Sebab, kata dia, Indonesia merupakan negara majemuk. Apalagi, jika ucapan natal itu dimaksudkan sebagai ungkapan kegembiraan atas kelahiran Nabi Isa sebagai rasul.
Dalam hal ini, ia menekankan pada dua hal. Pertama, soal prinsip kebinekaan. Dalam konsep kebinekaan, yang menjadi pilar kebangsaan, kemajemukan dalam masyarakat adalah sumber kekuatan utama bangsa Indonesia. Hal ini, menurutnya, menjadi awal dari bingkai dasar yang harus diinsyafi.
Kedua, terkait prinsip toleransi. Hidup di tengah masyarakat yang majemuk mensyaratkan pentingnya sikap lemah lembut, berlaku baik, saling menghormati, dan saling menghargai. Sikap yang mengedepankan pendekatan kemanusiaan semacam ini kemudian yang dikonsepsikan sebagai sikap toleransi.
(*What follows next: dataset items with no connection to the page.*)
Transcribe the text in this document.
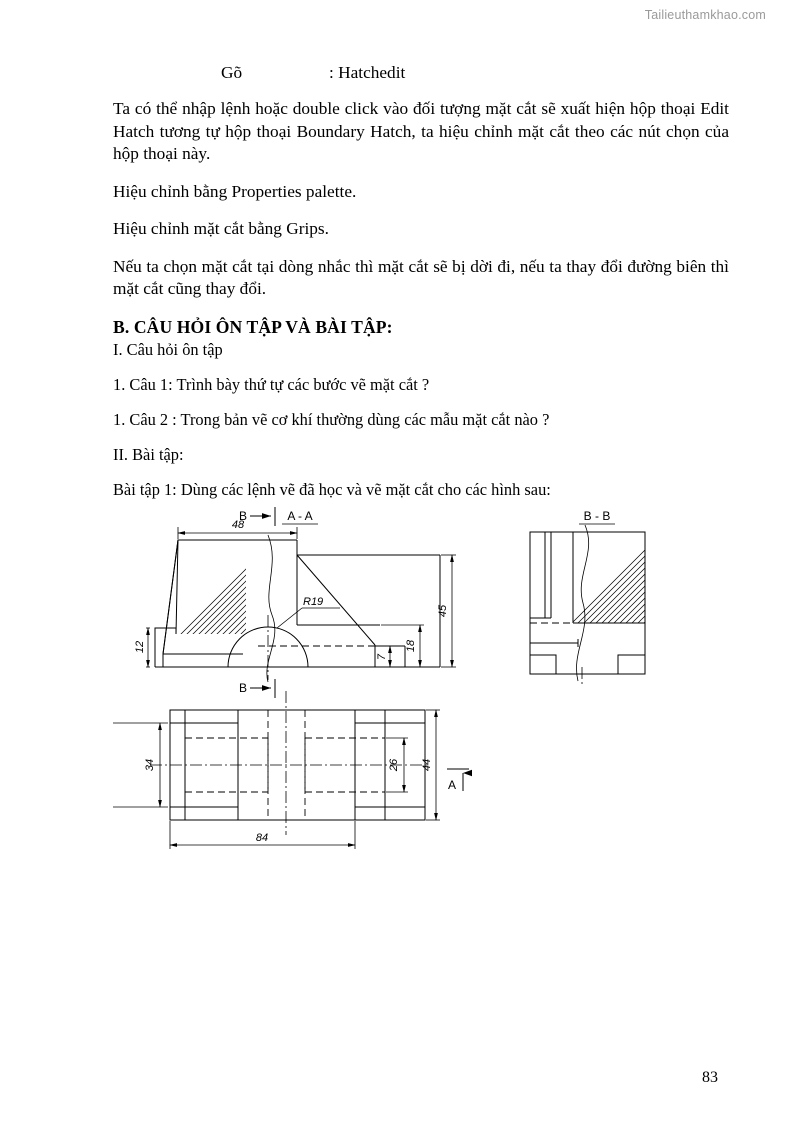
Tailieuthamkhao.com
Gõ	: Hatchedit

Ta có thể nhập lệnh hoặc double click vào đối tượng mặt cắt sẽ xuất hiện hộp thoại Edit Hatch tương tự hộp thoại Boundary Hatch, ta hiệu chỉnh mặt cắt theo các nút chọn của hộp thoại này.

Hiệu chỉnh bằng Properties palette.

Hiệu chỉnh mặt cắt bằng Grips.

Nếu ta chọn mặt cắt tại dòng nhắc thì mặt cắt sẽ bị dời đi, nếu ta thay đổi đường biên thì mặt cắt cũng thay đổi.

B. CÂU HỎI ÔN TẬP VÀ BÀI TẬP:

I. Câu hỏi ôn tập

1. Câu 1: Trình bày thứ tự các bước vẽ mặt cắt ?

1. Câu 2 : Trong bản vẽ cơ khí thường dùng các mẫu mặt cắt nào ?

II. Bài tập:

Bài tập 1: Dùng các lệnh vẽ đã học và vẽ mặt cắt cho các hình sau:

A - A
B
48
R19
12
45
18
7
B
B - B
34	26 44
84
A
83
“Kalau kita belajar sejarah mengenai akar kebudayaan bangsa kita, saya bisa katakan toleransi merupakan bagian inheren dalam jati diri bangsa Indonesia. Kehidupannya ada dalam jiwa Bhinneka Tunggal Ika,” ujarnya.
Ia menuturkan sikap toleran demikian terpatri dalam jati diri bangsa Indonesia. Sebab, menurutnya, toleransi sesungguhnya juga merupakan bagian inheren dari ajaran agama Islam. Islam mengenal konsep tasamuh yang juga sering diterjemahkan sebagai sikap toleransi.
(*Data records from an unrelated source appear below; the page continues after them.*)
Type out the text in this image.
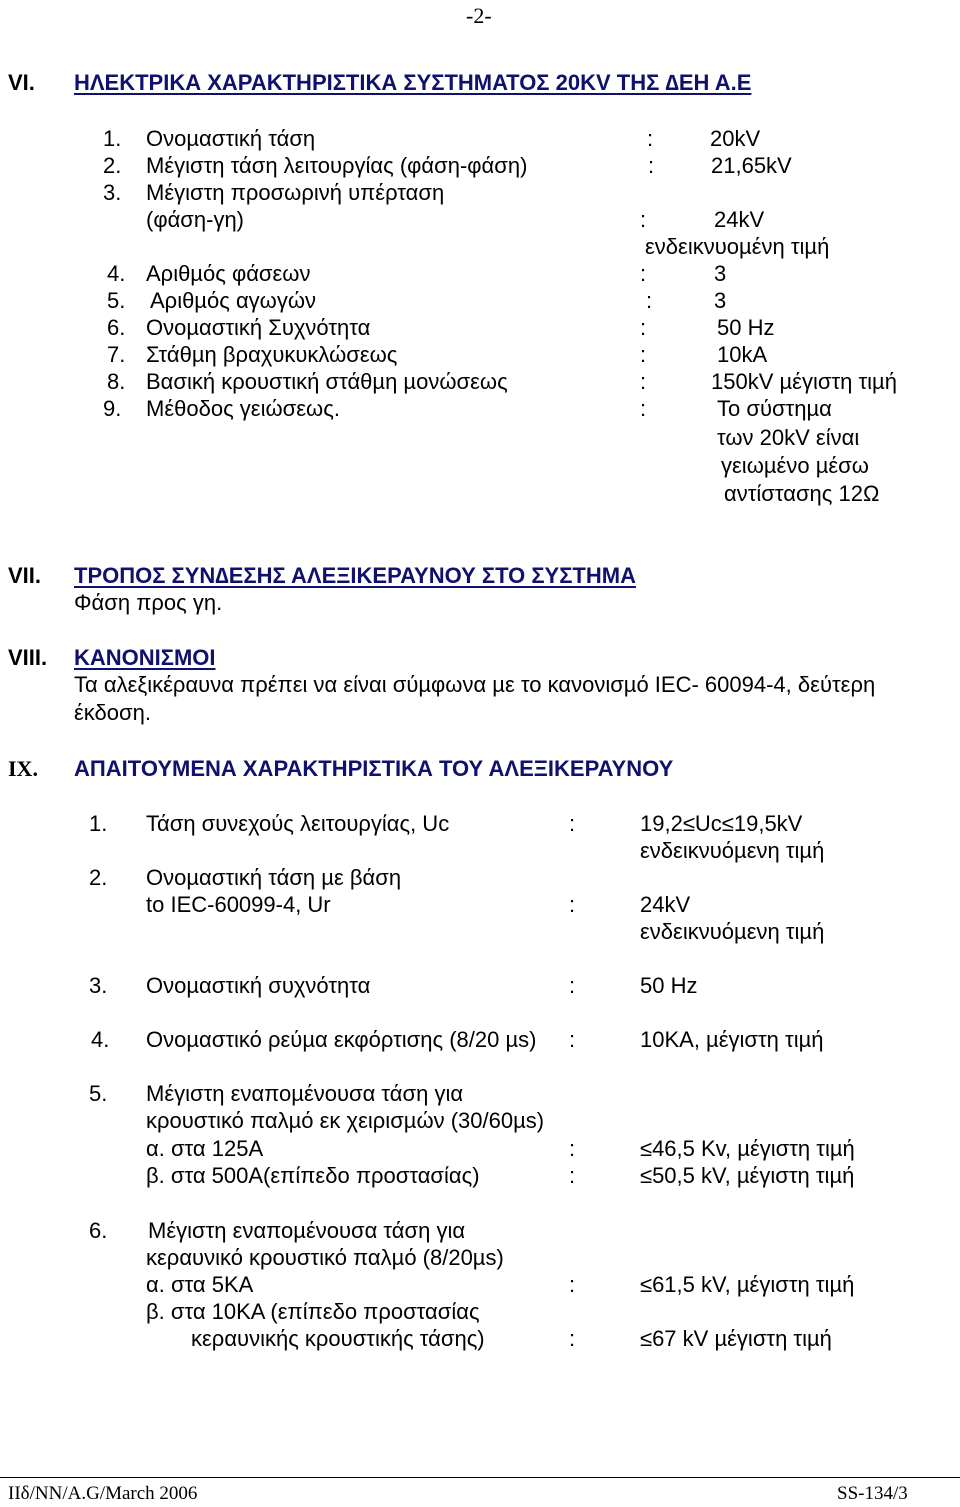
-2-
VI. ΗΛΕΚΤΡΙΚΑ ΧΑΡΑΚΤΗΡΙΣΤΙΚΑ ΣΥΣΤΗΜΑΤΟΣ 20KV ΤΗΣ ∆ΕΗ Α.Ε
1. Ονοµαστική τάση	:	20kV
2. Μέγιστη τάση λειτουργίας (φάση-φάση)	:	21,65kV
3. Μέγιστη προσωρινή υπέρταση
(φάση-γη)	:	24kV
ενδεικνυοµένη τιµή
4. Αριθµός φάσεων	:	3
5. Αριθµός αγωγών	:	3
6. Ονοµαστική Συχνότητα	:	50 Hz
7. Στάθµη βραχυκυκλώσεως	:	10kA
8. Βασική κρουστική στάθµη µονώσεως	:	150kV µέγιστη τιµή
9. Μέθοδος γειώσεως.	:	Το σύστηµα
των 20kV είναι
γειωµένο µέσω
αντίστασης 12Ω
VII. ΤΡΟΠΟΣ ΣΥΝ∆ΕΣΗΣ ΑΛΕΞΙΚΕΡΑΥΝΟΥ ΣΤΟ ΣΥΣΤΗΜΑ
Φάση προς γη.
VIII. ΚΑΝΟΝΙΣΜΟΙ
Τα αλεξικέραυνα πρέπει να είναι σύµφωνα µε το κανονισµό IEC- 60094-4, δεύτερη
έκδοση.
IX. ΑΠΑΙΤΟΥΜΕΝΑ ΧΑΡΑΚΤΗΡΙΣΤΙΚΑ ΤΟΥ ΑΛΕΞΙΚΕΡΑΥΝΟΥ
1. Τάση συνεχούς λειτουργίας, Uc	:	19,2≤Uc≤19,5kV
ενδεικνυόµενη τιµή
2. Ονοµαστική τάση µε βάση
to IEC-60099-4, Ur	:	24kV
ενδεικνυόµενη τιµή
3. Ονοµαστική συχνότητα	:	50 Hz
4. Ονοµαστικό ρεύµα εκφόρτισης (8/20 µs) :	10KA, µέγιστη τιµή
5. Μέγιστη εναποµένουσα τάση για
κρουστικό παλµό εκ χειρισµών (30/60µs)
α. στα 125A	:	≤46,5 Kv, µέγιστη τιµή
β. στα 500A(επίπεδο προστασίας)	:	≤50,5 kV, µέγιστη τιµή
6. Μέγιστη εναποµένουσα τάση για
κεραυνικό κρουστικό παλµό (8/20µs)
α. στα 5KA	:	≤61,5 kV, µέγιστη τιµή
β. στα 10KA (επίπεδο προστασίας
κεραυνικής κρουστικής τάσης)	:	≤67 kV µέγιστη τιµή
ΙΙδ/ΝΝ/Α.G/March 2006	SS-134/3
Secara umum sebagai sebuah ajaran, ia mengatakan sikap toleran itu memiliki penjelasan dan petunjuknya. Dalam hidup bermasyarakat, orang harus sama-sama berlaku baik, lemah lembut, saling pemaaf, menghargai, dan lainnya. Akan tetapi, kata dia, agama telah memberikan panduan bagaimana berlaku baik dan bersikap lemah lembut.
Persoalan natal menurutnya juga didasarkan pada prinsip umum yang tidak boleh dilangkahi dalam menerapkan prinsip toleransi. Di dalam Islam, ada ayat Alquran yang menyatakan ‘Lakum diinukum wa liya diin‘, yang artinya ‘bagi kalian agama kalian, bagi kami agama kami’. Dengan demikian, jika itu sudah menyangkut akidah, ia menegaskan hal itu tidak boleh dipertukarkan.
Dalam sejarah Islam, dikisahkan suatu ketika beberapa orang kafir Quraisy menemui Nabi Muhammad SAW. Mereka menawarkan ide untuk saling bertoleransi kepada Nabi SAW.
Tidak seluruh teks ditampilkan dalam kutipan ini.